From Schopenhauer's The World as Will and Representation comes the following excerpt that privileges compassion over reason as the basis of moral life:
Let us suppose that two young men, Caius and Titus, are passionately in love each with a different girl, and that, on account of external circumstances, each is thwarted absolutely by a specially favoured rival. They have both decided to put their rivals out of the way, and are perfectly secure from all detection, even from all suspicion. When, however, each comes to make more detailed arrangements for the murder, he desists after an inward struggle. They are now to give us a sincere and clear account of the reasons for abandoning their decision. Now, that given by Caius is to be left entirely to the reader's choice. He may have been prevented through religious reasons, such as the will of God, the retribution to come, the Day of Judgment, and so on.

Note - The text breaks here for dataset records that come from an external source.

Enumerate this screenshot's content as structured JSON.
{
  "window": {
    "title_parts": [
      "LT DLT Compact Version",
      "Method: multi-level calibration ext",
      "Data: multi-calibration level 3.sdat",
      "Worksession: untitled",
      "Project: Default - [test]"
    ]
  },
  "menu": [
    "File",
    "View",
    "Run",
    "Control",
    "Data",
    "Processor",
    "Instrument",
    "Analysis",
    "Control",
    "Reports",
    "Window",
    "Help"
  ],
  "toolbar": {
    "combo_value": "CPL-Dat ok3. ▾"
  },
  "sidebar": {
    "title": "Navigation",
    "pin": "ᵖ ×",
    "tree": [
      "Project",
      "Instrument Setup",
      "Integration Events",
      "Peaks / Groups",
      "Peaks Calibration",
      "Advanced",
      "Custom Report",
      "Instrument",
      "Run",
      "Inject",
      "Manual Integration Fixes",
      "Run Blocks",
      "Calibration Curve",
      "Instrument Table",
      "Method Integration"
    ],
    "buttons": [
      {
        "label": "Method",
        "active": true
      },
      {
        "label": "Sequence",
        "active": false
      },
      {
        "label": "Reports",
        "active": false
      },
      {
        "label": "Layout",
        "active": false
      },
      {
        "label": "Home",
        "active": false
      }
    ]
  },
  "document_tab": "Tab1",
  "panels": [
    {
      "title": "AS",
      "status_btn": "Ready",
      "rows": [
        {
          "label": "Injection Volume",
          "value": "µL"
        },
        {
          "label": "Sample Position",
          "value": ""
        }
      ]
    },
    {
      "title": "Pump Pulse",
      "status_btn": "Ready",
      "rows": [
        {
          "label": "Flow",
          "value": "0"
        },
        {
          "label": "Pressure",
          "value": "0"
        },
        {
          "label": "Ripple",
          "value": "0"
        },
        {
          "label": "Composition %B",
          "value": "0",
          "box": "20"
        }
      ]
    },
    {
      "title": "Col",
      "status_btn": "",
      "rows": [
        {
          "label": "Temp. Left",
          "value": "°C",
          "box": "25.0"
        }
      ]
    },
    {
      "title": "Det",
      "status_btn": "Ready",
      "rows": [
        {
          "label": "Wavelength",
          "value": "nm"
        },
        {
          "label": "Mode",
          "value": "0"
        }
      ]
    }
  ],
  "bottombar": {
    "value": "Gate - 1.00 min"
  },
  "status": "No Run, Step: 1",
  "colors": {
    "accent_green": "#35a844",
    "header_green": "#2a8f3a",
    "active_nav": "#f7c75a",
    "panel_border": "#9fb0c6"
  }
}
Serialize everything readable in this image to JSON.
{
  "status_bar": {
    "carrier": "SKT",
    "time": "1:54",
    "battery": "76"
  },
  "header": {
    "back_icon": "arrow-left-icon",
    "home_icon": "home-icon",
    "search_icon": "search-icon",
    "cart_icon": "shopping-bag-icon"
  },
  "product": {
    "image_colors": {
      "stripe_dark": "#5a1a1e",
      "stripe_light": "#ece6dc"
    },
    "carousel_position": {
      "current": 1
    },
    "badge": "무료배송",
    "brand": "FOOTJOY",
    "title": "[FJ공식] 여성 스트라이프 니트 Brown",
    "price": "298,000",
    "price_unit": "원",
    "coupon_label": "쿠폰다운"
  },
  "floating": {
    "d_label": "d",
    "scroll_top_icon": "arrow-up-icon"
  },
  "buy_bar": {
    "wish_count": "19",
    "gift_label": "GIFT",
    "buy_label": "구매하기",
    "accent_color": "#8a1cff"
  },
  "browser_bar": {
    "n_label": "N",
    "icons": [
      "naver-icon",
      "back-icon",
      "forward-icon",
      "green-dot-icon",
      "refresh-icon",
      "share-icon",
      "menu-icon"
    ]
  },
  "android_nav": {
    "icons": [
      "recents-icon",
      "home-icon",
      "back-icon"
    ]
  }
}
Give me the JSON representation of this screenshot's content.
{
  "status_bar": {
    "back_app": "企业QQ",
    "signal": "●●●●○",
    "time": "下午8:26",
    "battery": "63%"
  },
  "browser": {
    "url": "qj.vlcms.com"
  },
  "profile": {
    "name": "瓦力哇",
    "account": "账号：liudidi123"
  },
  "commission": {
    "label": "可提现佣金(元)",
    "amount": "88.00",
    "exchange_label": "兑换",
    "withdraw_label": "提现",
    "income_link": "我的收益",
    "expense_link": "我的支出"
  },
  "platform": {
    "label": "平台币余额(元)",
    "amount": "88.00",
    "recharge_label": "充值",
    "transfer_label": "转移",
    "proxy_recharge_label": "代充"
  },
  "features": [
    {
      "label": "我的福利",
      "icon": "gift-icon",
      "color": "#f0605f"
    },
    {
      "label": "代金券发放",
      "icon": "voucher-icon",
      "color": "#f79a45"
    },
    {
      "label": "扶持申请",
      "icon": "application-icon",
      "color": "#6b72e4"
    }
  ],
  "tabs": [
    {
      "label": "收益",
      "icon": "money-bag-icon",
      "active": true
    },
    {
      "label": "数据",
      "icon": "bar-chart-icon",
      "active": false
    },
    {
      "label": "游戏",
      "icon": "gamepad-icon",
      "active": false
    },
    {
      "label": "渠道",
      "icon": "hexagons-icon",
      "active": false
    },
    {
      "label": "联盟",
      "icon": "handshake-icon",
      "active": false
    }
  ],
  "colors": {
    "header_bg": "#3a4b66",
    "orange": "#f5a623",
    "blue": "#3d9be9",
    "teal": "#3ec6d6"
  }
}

Or he may say: "I consider that the maxim for my proceeding in this case would not have been calculated to give a universally valid rule for all possible rational beings, since I should have treated my rival only as a means and not at the same time as an end." Or he may say with Fichte: "Every human life is a means to the realisation of the moral law; hence I cannot, without being indifferent to that realisation, destroy one who is destined to contribute to it." (Incidentally, he could get over this scruple by hoping, when once in possession of his beloved, to produce soon a new instrument of the moral law.) Or he may say in accordance with Wollaston: "I considered that this action would be the expression of a false proposition." Or like Hutcheson he may say: "The moral sense whose feelings, like those of any other, are incapable of further explanation, prevailed on me not to do it." Or like Adam Smith: "I foresaw that my action would not excite any sympathy at all for me in those who witnessed it." Or in the words of Christian Wolff: "I recognised that I should thus work against my own perfections and not help that of another." Or he may use the words of Spinoza: "To man nothing is more useful than man; I was therefore unwilling to kill the man." In short, he may say what he likes.

But Titus, whose account I reserve for myself, may say: "When it came to making the arrangements, and so for the moment I had to concern myself not with my passion but with that rival, I clearly saw for the first time what would really happen to him. But I was then seized with compassion and pity; I felt sorry for him; I had not the heart to do it, and could not." Now I ask any honest and unbiased reader: Which of the two is the better man? To which of them would he prefer to entrust his own destiny? Which of them has been restrained by the purer motive? Accordingly, where does the foundation of morality lie?